In Second Kings, chapter eighteen, verse thirteen, the Assyrian king Sennacherib responded to Judah’s rebellion by capturing many of its important cities. His records indicate that he took forty-six walled cities and took two hundred thousand one hundred and forty-six people captive, probably to Babylon to replace the two hundred and eight thousand people he had captured from there. Hezekiah, seeing no hope in further assistance, apologetically submitted to Sennacherib and depleted Judah’s treasury to pay Assyria’s assessment.

Sennacherib, king of Assyria, succeeded Shalmaneser, probably his son. He was encouraged to make this attempt against Judah by his predecessor’s success against Israel, whose honors he wished to emulate and whose victories he would push forward.
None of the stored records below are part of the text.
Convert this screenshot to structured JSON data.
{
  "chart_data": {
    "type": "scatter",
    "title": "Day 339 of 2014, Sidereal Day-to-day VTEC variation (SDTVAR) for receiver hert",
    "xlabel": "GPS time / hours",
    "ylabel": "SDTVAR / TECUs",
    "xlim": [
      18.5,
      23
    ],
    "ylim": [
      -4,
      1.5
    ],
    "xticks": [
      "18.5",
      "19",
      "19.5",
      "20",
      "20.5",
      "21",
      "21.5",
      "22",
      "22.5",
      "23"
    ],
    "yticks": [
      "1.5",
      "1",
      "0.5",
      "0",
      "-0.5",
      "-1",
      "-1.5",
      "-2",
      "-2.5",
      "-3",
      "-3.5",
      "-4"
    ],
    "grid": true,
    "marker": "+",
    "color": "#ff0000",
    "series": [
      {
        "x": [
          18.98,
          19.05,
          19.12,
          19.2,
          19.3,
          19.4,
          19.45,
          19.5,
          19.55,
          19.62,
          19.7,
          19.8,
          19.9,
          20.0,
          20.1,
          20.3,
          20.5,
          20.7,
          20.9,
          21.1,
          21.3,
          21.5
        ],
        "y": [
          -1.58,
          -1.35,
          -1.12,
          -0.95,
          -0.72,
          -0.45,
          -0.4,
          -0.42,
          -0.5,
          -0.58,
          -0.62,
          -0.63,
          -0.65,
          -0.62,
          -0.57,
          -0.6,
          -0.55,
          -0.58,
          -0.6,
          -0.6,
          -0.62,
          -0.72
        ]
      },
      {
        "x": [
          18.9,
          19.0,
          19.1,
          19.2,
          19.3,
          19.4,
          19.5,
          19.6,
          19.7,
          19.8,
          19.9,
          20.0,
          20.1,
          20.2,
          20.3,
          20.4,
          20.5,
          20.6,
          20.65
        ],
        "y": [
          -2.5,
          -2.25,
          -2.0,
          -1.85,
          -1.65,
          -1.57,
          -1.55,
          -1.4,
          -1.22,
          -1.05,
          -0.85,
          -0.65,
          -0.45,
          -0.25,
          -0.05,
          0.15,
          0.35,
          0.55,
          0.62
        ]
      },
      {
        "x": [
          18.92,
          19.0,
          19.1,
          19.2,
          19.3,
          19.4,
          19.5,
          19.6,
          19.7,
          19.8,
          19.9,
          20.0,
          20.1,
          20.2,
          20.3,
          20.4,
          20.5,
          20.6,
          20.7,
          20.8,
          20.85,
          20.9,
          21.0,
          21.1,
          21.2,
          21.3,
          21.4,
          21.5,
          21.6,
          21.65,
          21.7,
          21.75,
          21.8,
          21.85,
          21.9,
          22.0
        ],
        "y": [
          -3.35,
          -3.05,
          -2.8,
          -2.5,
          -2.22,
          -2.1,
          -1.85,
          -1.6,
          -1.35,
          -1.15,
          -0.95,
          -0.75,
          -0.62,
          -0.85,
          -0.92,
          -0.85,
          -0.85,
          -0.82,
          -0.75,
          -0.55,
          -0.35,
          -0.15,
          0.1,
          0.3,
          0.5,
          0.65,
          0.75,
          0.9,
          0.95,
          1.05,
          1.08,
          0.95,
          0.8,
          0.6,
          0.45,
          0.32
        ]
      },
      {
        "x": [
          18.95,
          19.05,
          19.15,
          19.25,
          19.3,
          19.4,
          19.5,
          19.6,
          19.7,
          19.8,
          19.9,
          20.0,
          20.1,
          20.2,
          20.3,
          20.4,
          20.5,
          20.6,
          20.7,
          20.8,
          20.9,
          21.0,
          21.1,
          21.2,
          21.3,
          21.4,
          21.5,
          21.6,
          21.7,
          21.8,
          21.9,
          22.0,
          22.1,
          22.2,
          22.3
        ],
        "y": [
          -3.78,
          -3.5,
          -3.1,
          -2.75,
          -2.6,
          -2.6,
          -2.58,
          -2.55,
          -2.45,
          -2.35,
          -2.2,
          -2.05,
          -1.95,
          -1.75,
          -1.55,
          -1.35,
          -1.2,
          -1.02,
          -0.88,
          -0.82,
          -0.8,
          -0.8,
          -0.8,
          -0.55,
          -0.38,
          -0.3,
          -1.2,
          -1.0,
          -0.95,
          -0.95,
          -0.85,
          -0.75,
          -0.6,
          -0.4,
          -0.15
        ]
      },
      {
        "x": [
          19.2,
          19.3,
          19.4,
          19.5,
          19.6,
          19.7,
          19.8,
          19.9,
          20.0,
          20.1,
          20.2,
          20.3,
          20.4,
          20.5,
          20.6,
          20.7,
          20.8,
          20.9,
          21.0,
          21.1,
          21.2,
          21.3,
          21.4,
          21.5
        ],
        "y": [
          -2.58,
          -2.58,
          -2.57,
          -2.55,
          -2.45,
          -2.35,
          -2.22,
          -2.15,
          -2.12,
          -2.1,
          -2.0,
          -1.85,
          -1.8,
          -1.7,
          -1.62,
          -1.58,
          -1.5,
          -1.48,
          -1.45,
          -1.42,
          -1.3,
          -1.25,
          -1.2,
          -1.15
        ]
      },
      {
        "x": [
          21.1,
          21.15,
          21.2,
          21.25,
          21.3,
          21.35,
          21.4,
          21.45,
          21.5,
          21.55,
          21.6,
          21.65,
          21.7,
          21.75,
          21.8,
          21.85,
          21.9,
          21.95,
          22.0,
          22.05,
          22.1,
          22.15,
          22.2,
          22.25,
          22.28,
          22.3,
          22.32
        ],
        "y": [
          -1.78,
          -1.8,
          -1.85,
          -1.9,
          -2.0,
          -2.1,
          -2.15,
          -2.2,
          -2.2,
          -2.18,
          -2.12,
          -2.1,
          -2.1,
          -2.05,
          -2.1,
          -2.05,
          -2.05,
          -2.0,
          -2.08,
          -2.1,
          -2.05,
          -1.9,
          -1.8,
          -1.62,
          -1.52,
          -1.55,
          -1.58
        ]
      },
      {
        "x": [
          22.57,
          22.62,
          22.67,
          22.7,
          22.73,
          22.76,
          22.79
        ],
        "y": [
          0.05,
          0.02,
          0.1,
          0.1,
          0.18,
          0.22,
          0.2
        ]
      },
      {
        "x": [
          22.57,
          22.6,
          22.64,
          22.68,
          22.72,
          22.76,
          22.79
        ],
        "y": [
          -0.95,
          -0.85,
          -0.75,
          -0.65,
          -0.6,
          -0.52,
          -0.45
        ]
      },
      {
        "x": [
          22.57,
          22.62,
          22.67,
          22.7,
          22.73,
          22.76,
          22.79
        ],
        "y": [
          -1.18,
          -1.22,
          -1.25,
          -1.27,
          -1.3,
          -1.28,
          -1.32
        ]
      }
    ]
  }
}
This invasion of Judah was a great calamity to that kingdom, by which God tried the faith of Hezekiah and chastised the people, who are called a hypocritical nationas in Isaiah ten, verse six, because they did not heartily concur with Hezekiah in effecting a reformation, nor willingly part with their idols, much less did they give up all their sins, and turn to God in true repentance. Against the fenced cities of Judah, and took most of them for that they were not all taken, appears from Second Kings nineteen, verse eight. When he had made himself master of the frontier towns and garrisons, most of the others fell into his hands, of course. By this success, he lifted to his own better and more shameful destruction, and for the manifestation of God’s power and glory in that miraculous deliverance He designed to effect for His people.

The situation here with this battle is like believers and the enemy: the godly versus the ungodly. The continuous war of the devil trying to devour the believer to surrender and follow his way of life and oppose God. The question is, are we going to continue to fight? Or, give in to the enemy and face future eternal destruction? The choice is ours.